- Cover to Think Tank #1, art by Rahsan Ekedal

Publication information
- Publisher: Top Cow
- Schedule: Monthly
- Format: Limited series
- Genre: Science fiction comics
- Publication date: August 2012
- No. of issues: 20

Creative team
- Written by: Matt Hawkins
- Artist: Rahsan Ekedal

= Think Tank (comics) =

Think Tank is a comic book limited series created by writer Matt Hawkins and artist Rahsan Ekedal. It was published by Top Cow through Image Comics in August 2012. In 2013, Top Cow head Marc Silvestri said work had begun to turn the comic into a feature film.

The story is about a super intelligent government worker who decides he doesn't agree with the American governments notion of killing people for the greater good, and himself having a part in it by creating their weapons of mass destruction. He tries his best to divide himself from the military's control, but finds they are not willing to grant such an essential technical asset freedom.

==Publication history==
Think Tank was solicited in May 2012 as a four issue limited series, but its run was extended to ten issues in August 2012. The first issue was published August 1, 2012. In July 2013, Hawkins and Ekedal said they were committed to doing twenty issues.
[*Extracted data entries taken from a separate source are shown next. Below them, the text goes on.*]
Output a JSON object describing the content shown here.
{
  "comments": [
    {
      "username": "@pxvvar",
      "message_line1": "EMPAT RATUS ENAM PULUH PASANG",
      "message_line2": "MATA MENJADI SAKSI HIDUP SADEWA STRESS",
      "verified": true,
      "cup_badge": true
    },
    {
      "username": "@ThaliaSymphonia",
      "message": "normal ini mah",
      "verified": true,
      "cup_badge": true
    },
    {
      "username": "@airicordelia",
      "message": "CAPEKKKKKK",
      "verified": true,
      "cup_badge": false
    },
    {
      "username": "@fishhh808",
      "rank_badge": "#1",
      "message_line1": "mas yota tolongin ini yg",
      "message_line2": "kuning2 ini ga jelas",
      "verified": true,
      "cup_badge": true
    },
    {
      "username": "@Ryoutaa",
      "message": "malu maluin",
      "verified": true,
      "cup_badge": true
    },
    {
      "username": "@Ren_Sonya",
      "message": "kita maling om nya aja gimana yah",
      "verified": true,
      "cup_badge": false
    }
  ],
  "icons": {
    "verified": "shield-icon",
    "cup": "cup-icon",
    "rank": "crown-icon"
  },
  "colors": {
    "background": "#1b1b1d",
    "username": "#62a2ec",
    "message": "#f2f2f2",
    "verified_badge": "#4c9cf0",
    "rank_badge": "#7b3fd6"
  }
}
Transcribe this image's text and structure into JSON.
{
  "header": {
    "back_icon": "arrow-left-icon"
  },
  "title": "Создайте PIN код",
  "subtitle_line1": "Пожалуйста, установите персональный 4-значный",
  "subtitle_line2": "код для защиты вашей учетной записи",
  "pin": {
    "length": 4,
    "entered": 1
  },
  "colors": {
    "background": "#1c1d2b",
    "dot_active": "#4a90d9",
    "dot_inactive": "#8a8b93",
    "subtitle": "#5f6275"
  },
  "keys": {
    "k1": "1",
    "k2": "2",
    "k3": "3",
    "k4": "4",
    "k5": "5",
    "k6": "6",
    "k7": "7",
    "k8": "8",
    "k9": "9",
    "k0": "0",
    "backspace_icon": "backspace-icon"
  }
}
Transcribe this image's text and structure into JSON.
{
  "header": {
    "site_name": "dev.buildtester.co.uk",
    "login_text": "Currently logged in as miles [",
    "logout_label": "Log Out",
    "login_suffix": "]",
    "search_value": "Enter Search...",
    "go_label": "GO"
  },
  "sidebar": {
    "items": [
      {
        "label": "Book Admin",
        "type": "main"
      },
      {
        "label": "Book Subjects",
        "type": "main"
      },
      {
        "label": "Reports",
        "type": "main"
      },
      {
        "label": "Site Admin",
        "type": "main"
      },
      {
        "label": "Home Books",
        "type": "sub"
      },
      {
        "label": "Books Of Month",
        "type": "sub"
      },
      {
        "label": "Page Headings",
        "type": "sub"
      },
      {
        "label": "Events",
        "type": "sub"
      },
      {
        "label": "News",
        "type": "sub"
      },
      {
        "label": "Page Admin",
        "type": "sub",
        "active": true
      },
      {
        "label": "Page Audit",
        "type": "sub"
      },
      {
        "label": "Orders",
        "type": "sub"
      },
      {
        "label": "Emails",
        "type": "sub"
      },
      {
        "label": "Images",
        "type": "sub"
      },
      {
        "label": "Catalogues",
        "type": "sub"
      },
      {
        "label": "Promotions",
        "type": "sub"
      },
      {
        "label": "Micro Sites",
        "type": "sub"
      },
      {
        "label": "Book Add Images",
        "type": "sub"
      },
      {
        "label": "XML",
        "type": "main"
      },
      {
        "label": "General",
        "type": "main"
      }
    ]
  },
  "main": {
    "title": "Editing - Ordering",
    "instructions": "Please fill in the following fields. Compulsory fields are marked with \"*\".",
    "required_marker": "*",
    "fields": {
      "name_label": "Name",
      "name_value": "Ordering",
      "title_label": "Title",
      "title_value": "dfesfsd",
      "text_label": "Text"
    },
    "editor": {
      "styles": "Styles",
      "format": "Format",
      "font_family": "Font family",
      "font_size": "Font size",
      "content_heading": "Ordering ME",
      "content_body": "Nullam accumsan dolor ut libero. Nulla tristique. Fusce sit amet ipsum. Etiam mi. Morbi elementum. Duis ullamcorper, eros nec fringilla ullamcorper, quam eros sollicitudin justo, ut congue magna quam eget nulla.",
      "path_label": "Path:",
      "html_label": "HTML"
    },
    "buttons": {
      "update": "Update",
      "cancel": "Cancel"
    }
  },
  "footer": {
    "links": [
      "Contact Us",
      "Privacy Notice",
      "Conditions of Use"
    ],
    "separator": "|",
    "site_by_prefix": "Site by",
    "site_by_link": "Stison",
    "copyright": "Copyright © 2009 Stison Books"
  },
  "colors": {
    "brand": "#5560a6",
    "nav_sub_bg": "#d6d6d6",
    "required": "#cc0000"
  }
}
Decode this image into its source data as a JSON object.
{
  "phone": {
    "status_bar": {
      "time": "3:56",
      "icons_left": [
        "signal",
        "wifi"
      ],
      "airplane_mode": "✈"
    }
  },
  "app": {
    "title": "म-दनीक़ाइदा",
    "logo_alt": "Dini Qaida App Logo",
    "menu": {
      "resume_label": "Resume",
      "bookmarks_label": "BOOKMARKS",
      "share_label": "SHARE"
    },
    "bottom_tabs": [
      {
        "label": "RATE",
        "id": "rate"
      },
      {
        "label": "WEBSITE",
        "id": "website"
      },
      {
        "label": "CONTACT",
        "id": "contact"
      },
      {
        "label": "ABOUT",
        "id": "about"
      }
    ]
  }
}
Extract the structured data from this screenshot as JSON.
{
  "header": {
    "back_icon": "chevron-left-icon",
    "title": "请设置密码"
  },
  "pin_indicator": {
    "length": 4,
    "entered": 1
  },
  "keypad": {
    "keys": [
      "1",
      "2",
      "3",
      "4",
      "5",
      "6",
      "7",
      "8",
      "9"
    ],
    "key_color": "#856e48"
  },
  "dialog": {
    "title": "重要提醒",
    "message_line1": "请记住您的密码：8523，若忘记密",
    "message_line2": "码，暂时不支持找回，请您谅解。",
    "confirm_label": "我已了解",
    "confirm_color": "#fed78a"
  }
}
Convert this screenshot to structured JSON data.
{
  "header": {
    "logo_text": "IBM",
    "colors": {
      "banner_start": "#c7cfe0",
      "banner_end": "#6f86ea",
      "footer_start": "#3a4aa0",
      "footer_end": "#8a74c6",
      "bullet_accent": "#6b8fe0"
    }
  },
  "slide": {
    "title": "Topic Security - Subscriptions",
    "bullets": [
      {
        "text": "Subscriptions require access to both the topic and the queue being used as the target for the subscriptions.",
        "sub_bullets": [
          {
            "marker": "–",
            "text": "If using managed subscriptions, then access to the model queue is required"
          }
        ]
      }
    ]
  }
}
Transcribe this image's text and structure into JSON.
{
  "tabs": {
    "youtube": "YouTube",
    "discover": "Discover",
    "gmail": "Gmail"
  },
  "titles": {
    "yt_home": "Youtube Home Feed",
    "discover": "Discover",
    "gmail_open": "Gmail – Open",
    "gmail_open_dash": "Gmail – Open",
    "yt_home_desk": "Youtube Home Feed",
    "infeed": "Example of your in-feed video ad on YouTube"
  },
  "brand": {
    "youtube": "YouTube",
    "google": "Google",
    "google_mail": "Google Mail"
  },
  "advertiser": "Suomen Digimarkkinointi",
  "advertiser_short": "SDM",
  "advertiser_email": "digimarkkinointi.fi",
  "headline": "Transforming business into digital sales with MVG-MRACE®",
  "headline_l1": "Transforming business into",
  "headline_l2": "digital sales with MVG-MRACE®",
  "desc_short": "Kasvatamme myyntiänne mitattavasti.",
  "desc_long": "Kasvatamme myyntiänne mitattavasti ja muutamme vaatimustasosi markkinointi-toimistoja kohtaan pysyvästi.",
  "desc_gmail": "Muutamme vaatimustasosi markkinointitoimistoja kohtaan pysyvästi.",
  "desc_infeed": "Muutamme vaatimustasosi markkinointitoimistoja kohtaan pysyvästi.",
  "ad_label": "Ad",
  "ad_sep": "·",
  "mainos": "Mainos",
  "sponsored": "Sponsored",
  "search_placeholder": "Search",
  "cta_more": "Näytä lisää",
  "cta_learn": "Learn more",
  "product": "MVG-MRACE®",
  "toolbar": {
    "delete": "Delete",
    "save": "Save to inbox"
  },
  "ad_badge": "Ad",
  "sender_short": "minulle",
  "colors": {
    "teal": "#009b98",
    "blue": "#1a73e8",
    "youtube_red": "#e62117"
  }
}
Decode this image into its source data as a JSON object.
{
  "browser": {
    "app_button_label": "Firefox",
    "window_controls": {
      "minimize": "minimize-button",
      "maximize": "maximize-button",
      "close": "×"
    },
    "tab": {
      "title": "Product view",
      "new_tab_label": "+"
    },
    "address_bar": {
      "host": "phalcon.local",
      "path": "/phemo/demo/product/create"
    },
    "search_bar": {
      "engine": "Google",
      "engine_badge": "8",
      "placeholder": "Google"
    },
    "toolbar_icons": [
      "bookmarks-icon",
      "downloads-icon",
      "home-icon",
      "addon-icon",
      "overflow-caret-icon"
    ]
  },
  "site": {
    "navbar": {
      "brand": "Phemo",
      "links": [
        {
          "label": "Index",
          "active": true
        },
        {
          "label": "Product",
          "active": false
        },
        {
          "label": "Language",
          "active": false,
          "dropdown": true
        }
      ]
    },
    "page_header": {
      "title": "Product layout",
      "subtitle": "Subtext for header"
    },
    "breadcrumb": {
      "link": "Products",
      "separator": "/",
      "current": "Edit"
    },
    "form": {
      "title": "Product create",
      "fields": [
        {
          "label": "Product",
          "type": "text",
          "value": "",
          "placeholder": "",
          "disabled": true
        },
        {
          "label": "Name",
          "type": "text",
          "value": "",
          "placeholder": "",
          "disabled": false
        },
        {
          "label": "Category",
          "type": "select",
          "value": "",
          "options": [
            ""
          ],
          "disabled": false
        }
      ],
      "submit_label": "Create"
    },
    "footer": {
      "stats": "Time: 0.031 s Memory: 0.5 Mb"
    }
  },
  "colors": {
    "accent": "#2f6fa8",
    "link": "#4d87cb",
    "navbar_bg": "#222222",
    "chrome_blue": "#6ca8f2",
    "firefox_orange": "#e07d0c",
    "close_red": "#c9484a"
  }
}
In the fall of 2016, Think Tank was part of a three-issue crossover limited series with two other comic titles created by Hawkins, The Tithe and Postal. It was co-written by Hawkins and Bryan Hill with art by Atilo Rojo, who Hawkins previously collaborated with on IXth Generation

==Plot==
Dr. David Loren is a child prodigy and slacker genius who was recruited to design weapons for DARPA at age 14. Now that he's grown up, David's decided he doesn't want to build weapons anymore and wants to get the hell out. But the sociopathic USAF general who controls his life has… other ideas.

==Reception==
Think Tanks first issue received mostly positive reviews. MultiversityComics.com reviewer Michelle White criticized the characterization of the supporting cast and unrealistic inventions, giving the issue a "browse" rating.